Development and proliferation of antibiotic resistance are classified among major global threats by the World Health Organization. Sanitation of the water cycle is essential to sustain environmental and human health. Within urban water systems, public and governmental perception is rising on the role of wastewater treatment plants (WWTPs) and their microbiomes as putative hotspots for the proliferation of antibiotic resistance, and the need for new quality criteria and installation upgrades.
However, because of methodological biases, our knowledge remains limited on the emission, fate and possible amplification or removal of antibiotic-resistant bacteria (ARB) and antibiotic resistance genes (ARGs) across WWTPs. There is an urgent need to develop standardized methods and database for the accurate identification, characterization, and quantification of antibiotic resistance in such complex water matrices.

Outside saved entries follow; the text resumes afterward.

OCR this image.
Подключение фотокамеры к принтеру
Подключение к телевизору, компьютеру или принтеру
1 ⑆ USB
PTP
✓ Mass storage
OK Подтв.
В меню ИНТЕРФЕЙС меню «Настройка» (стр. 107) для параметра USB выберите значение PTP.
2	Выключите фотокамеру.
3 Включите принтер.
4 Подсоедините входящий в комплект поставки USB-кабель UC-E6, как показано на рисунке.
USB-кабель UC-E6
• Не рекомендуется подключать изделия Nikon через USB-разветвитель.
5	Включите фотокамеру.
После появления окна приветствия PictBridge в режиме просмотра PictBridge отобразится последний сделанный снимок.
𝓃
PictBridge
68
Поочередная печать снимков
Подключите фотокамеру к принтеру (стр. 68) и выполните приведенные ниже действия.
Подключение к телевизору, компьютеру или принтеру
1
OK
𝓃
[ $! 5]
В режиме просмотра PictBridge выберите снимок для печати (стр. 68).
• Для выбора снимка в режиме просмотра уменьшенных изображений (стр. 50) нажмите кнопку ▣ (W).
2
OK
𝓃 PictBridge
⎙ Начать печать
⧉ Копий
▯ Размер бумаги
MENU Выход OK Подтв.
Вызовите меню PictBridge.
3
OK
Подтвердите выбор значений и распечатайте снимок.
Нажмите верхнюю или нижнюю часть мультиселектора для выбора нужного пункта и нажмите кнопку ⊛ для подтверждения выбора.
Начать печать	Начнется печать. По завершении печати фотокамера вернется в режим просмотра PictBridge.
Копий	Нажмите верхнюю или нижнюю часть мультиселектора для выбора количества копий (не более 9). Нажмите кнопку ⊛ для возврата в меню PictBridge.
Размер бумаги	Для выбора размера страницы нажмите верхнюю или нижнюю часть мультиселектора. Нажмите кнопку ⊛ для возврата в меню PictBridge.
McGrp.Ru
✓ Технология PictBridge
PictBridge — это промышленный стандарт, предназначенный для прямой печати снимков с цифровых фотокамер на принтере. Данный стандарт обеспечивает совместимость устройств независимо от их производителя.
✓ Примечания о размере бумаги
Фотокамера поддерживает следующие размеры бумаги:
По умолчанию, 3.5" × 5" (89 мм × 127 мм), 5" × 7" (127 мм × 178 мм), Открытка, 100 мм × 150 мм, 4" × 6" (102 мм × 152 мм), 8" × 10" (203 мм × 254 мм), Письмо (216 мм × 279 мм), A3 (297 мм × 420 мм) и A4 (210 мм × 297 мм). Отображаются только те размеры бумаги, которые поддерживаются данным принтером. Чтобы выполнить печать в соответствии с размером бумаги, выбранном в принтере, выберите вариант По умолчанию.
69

REPARES brings excellence in research on spread of antibiotic resistance in WWTPs through establishing cooperation of UCT with leading European innovators and internationally-renowned expert of the water-related antibiotic resistance field: UCP will share its expert leadership in wastewater-mediated antibiotic resistance; TUDelft will deliver methods to successfully apply for international projects; Wetsus will propel cooperation with the non-academic sector; AAU will integrate the REPARES database within the world-accepted MiDAS database.
Goal
REPARES aims at advancing the European community‘s know-how on antibiotic resistance across sanitation waterways, which in the future will bring society to closer achieve Sustainable Development Goal of the United Nations. REPARES will act as an essential vector to disseminate information on antimicrobial resistance spread within European WWTPs beyond science and technology in order to reach the non-academic community by means of open events, popularization publications, and operation of the REPARES web platform
Duration
1 October 2019 - 30 September 2022
The relevance of research on antibiotic resistance
- Antibiotics are one of the common contaminants in wastewater.
- The increased bacterial antibiotic resistance is the result of the spread of antibiotic-resistant bacteria and the transfer of resistance genes.
- Antibiotic resistance can be acquired through random genes mutations and/or by horizontal gene transfer.
- The World Health Organization qualified antibiotic resistance development to the major global threats to society.